The Big Ten is talking tough

Jim Delany
"We demand the not-quite-weakest of your weakest…" (Photo: USA Today Sports.)

In conjunction with the beginning of Lent, the Big Ten is giving up cupcakes.

Yet, while a sugar fiend would only have to sweat out 40 days of abstinence, the country's most prestigious athletic conference apparently plans to go cold turkey on scheduling games against resume-fattening FCS teams for good.

Some pundits have praised the B1G for its willpower. Meanwhile, advocates of lower-division athletics are lamenting that the league's crash diet could start a chain reaction that would starve out smaller football programs and athletic departments.

(And so ends the food theme, mercifully.)

The issue of the de facto subsidizing of lower-division programs with paycheck match-ups definitely deserves consideration as a matter of policy, but I’m more interested in what Sith-like overlord Jim Delany is really up to.

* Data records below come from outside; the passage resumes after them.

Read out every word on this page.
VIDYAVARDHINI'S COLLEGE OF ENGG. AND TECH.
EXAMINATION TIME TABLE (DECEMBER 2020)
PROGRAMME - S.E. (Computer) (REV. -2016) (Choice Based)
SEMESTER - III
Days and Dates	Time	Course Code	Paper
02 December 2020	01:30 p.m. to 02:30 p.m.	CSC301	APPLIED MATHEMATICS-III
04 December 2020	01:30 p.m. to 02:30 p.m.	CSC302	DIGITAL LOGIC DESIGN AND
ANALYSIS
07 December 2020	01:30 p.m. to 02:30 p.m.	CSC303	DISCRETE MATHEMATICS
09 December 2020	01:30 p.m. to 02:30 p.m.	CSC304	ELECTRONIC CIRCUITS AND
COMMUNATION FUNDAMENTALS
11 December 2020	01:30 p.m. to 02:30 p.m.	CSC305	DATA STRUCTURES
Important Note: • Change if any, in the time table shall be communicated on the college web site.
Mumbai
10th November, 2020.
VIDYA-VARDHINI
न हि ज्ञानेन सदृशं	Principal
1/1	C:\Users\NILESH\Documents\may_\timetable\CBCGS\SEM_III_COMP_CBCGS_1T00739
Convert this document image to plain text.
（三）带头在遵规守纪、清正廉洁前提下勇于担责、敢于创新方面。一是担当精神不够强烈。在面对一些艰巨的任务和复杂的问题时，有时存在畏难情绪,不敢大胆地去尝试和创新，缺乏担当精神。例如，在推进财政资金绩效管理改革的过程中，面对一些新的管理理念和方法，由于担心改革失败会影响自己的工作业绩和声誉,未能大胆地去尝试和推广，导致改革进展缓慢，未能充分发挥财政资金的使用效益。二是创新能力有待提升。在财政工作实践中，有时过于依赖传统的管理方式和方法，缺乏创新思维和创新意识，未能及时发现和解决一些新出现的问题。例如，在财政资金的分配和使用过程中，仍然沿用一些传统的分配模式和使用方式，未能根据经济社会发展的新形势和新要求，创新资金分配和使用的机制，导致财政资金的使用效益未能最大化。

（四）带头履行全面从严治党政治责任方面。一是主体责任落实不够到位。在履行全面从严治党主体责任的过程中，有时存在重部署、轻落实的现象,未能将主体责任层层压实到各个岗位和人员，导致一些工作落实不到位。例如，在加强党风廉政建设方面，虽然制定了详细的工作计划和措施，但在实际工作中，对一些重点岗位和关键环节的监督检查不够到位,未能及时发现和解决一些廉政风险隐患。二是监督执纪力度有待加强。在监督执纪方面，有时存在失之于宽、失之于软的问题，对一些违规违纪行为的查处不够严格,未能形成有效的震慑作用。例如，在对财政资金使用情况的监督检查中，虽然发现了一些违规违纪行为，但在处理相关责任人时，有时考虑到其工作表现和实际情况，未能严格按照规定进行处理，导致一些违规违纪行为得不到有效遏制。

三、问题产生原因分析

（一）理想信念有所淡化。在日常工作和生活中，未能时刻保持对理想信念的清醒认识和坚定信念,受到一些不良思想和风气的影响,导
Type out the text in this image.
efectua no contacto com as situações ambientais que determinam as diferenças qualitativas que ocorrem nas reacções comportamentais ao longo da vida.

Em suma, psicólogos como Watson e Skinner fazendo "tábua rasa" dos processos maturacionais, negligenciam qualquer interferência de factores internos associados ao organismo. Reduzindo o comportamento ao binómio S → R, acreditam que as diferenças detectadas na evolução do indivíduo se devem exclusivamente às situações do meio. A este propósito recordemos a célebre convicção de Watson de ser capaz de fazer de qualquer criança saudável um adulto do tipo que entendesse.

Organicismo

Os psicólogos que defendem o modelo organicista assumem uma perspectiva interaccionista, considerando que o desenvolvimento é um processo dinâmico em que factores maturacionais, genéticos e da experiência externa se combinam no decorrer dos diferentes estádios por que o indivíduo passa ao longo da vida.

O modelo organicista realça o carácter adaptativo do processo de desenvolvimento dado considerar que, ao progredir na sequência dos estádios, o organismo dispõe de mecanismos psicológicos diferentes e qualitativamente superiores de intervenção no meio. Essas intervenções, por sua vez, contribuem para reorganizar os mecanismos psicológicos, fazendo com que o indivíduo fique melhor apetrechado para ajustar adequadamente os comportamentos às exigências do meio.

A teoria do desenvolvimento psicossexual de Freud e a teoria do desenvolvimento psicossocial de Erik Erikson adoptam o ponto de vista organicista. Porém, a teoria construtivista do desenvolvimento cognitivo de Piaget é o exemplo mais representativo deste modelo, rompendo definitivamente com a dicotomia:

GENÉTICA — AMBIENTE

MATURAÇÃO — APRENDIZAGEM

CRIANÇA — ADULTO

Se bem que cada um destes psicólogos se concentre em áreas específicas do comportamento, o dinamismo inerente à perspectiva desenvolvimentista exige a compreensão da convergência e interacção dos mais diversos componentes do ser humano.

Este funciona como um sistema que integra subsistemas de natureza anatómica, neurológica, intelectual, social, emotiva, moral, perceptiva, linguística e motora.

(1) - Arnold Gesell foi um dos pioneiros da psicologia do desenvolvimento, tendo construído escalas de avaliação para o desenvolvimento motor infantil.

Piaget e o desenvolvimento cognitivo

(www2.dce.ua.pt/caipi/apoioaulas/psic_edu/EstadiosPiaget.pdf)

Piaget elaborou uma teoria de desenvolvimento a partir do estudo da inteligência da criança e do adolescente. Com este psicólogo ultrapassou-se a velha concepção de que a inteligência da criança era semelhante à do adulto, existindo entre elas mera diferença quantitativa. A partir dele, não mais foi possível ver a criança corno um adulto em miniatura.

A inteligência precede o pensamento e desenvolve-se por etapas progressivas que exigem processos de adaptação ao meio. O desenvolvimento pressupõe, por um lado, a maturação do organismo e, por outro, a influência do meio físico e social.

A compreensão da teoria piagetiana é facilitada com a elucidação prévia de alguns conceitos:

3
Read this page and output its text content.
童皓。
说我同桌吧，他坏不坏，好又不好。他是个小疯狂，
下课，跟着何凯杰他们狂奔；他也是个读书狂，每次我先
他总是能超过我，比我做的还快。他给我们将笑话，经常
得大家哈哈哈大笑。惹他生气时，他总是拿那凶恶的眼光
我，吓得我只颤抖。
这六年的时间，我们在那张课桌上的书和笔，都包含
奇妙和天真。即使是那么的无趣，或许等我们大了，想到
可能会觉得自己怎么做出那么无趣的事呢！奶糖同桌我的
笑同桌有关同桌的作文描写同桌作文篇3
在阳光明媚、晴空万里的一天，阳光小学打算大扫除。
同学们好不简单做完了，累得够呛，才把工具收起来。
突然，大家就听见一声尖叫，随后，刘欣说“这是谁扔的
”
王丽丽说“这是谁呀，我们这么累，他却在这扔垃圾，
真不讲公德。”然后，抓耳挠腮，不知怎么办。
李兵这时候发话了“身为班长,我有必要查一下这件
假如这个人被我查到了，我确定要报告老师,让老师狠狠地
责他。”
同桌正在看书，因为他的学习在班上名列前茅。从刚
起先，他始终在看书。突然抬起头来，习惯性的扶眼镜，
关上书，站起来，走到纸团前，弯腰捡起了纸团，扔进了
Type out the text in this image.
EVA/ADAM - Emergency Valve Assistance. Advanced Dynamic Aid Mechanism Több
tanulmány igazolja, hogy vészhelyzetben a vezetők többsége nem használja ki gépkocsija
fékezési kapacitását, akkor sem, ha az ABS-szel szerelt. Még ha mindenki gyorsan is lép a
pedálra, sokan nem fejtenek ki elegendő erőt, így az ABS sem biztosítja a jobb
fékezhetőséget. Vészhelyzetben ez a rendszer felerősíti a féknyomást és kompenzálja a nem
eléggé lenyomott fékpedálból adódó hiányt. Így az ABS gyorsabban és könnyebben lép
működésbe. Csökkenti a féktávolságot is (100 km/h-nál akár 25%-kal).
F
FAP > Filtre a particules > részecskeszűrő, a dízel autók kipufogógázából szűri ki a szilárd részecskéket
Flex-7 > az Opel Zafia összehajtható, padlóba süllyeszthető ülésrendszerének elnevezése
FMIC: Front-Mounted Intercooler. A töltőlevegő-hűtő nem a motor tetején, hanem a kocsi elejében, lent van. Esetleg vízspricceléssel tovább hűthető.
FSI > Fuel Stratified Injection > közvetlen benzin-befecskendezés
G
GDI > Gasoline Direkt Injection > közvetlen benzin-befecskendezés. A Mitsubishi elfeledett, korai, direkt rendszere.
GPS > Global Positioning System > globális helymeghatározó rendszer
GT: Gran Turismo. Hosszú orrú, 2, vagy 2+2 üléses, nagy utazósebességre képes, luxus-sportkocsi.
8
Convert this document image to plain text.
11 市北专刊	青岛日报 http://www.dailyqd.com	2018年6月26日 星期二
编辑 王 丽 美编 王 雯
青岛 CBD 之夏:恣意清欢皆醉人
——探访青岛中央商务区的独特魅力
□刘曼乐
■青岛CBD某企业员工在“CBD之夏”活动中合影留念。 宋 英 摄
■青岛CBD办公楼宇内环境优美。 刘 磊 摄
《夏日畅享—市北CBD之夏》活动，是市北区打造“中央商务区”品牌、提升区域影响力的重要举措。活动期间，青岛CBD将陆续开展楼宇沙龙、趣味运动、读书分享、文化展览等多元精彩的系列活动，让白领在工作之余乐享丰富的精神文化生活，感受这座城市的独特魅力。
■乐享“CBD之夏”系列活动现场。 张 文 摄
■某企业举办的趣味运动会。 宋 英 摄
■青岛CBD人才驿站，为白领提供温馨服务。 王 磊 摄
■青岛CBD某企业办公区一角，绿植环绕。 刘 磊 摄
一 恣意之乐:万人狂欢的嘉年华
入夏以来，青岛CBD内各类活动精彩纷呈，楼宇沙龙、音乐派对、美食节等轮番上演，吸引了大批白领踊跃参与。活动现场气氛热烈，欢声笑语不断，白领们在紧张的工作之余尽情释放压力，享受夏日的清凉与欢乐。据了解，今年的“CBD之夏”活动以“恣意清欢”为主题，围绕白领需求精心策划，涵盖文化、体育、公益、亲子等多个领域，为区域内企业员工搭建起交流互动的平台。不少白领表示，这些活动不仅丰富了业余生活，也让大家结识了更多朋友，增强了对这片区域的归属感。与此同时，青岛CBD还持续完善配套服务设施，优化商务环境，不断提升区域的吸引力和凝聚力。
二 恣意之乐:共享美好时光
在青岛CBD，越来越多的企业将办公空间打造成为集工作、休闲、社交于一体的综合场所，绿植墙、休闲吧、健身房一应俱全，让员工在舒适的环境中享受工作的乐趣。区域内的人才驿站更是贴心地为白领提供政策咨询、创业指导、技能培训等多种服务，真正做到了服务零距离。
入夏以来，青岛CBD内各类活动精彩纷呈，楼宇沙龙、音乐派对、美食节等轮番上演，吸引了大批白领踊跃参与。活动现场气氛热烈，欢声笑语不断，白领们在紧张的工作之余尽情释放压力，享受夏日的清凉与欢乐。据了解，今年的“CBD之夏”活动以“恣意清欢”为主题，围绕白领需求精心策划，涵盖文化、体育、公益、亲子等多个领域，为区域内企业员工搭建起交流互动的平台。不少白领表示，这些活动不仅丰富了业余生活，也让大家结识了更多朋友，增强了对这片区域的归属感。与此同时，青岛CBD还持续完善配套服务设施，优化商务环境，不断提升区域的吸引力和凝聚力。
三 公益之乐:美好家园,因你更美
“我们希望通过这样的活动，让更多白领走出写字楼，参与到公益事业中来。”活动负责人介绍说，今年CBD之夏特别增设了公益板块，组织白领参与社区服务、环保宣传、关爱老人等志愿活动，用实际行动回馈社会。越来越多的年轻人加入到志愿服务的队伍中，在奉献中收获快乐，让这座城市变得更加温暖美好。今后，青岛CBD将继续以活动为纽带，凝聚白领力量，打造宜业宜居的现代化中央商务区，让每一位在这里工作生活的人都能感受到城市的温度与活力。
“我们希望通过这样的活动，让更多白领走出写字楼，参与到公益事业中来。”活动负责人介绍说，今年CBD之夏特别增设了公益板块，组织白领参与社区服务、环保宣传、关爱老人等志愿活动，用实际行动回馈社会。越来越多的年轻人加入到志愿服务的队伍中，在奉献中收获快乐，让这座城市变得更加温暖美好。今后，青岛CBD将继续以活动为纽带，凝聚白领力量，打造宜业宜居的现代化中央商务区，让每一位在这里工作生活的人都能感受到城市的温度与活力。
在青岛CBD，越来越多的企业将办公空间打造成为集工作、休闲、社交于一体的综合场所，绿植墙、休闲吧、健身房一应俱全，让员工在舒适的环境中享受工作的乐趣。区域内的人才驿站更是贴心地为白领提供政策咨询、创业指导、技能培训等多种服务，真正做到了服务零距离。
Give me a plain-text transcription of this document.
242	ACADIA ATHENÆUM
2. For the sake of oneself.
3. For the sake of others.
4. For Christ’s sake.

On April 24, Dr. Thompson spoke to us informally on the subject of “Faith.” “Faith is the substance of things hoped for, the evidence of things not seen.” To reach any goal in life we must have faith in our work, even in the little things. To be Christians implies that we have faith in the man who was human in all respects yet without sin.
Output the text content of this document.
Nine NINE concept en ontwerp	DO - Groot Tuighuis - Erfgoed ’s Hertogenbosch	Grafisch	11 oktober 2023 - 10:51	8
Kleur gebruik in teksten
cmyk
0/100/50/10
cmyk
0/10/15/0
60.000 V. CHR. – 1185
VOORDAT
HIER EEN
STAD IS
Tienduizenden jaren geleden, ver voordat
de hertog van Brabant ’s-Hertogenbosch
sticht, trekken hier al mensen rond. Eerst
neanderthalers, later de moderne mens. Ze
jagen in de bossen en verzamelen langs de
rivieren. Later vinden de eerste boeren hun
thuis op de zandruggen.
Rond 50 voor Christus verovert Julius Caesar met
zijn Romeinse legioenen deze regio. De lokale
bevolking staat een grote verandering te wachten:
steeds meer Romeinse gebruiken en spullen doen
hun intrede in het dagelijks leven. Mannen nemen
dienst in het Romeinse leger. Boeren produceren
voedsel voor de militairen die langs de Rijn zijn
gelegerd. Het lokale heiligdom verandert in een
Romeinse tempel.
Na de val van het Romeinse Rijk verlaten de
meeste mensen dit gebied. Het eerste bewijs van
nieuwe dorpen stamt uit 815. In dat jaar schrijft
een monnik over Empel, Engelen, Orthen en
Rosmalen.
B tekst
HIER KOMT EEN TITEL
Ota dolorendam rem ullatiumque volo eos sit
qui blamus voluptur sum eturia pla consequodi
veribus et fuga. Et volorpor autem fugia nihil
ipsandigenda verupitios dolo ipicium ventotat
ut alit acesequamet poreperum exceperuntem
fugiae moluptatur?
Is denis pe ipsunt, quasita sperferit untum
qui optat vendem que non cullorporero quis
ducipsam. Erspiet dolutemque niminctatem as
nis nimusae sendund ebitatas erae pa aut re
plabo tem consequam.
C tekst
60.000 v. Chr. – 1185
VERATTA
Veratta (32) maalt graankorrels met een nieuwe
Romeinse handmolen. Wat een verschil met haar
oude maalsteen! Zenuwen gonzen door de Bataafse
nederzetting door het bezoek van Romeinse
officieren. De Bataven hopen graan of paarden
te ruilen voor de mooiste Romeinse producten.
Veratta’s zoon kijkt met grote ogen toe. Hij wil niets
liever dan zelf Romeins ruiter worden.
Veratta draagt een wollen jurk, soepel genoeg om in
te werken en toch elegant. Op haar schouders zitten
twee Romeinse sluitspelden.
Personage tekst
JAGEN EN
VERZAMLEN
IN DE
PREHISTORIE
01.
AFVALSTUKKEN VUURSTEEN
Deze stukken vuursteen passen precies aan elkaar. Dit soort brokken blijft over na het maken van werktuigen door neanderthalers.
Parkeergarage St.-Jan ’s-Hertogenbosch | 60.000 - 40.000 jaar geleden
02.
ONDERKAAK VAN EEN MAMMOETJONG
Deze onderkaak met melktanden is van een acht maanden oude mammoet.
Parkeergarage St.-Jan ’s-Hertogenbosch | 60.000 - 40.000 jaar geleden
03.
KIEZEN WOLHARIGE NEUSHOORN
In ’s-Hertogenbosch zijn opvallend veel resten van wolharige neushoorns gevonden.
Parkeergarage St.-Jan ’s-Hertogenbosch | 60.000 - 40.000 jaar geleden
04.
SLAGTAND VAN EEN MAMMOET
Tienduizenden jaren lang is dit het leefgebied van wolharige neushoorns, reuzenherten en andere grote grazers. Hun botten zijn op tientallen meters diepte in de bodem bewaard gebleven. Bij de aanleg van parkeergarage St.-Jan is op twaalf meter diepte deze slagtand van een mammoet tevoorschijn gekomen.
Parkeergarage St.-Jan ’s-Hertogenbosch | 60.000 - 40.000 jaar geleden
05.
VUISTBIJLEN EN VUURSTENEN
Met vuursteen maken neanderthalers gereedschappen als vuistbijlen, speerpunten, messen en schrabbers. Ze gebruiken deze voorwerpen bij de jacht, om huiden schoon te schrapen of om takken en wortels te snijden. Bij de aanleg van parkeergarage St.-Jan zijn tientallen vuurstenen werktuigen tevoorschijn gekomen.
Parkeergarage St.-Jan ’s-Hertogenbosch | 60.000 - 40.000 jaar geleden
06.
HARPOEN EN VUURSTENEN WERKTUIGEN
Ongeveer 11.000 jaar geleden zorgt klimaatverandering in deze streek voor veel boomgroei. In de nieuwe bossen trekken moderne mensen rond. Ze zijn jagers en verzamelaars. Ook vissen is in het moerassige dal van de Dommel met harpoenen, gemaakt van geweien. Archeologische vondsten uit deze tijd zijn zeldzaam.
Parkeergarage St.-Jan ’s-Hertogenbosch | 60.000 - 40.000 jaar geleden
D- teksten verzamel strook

In the decade between the 2003 and 2012 seasons, B1G teams played a total of 68 contests against FCS squads, running up a combined record of 62-6 (.912), according to CFBTrivia.com. During that same period, B1G teams had a combined record of 182-39 (.824) against FBS teams from outside of the major conferences. Assuming B1G teams kept beating non-AQs at the same clip, switching in non-AQs for FCS opponents would have cost the conference a grand total of six wins in 10 years.

In other words, recent history suggests that a date with a non-AQ presents just slightly more of a test for a B1G squad than an FCS body bag game. It’s akin to bypassing the wimpiest kid in the schoolyard to pick on the slightly taller one who plays the oboe.

Maybe the league intends to ramp up its non-conference scheduling with more contests against major conference teams? The rhetoric coming from the conference’s athletics directors last month about wanting to keep seven home games every year indicates that they don’t plan on setting up many home-and-home series outside the league. As such, I wouldn’t count on many of them filling up the slate with Texas or USC over Bowling Green and New Mexico.

The headline effect of the move is to send the message that unlike some of the other conferences – looking at you, SEC – the badasses in the B1G won’t stoop so low as to just buy easy wins by pounding on weaklings. When the selection committee members are trying to figure out who gets in the new postseason mix and who gets left out, you can bet that will be high up on Delany’s list of talking points. In practice, though, I suspect we’re really just talking about wrapping up marginally less crappy gift games in prettier packaging.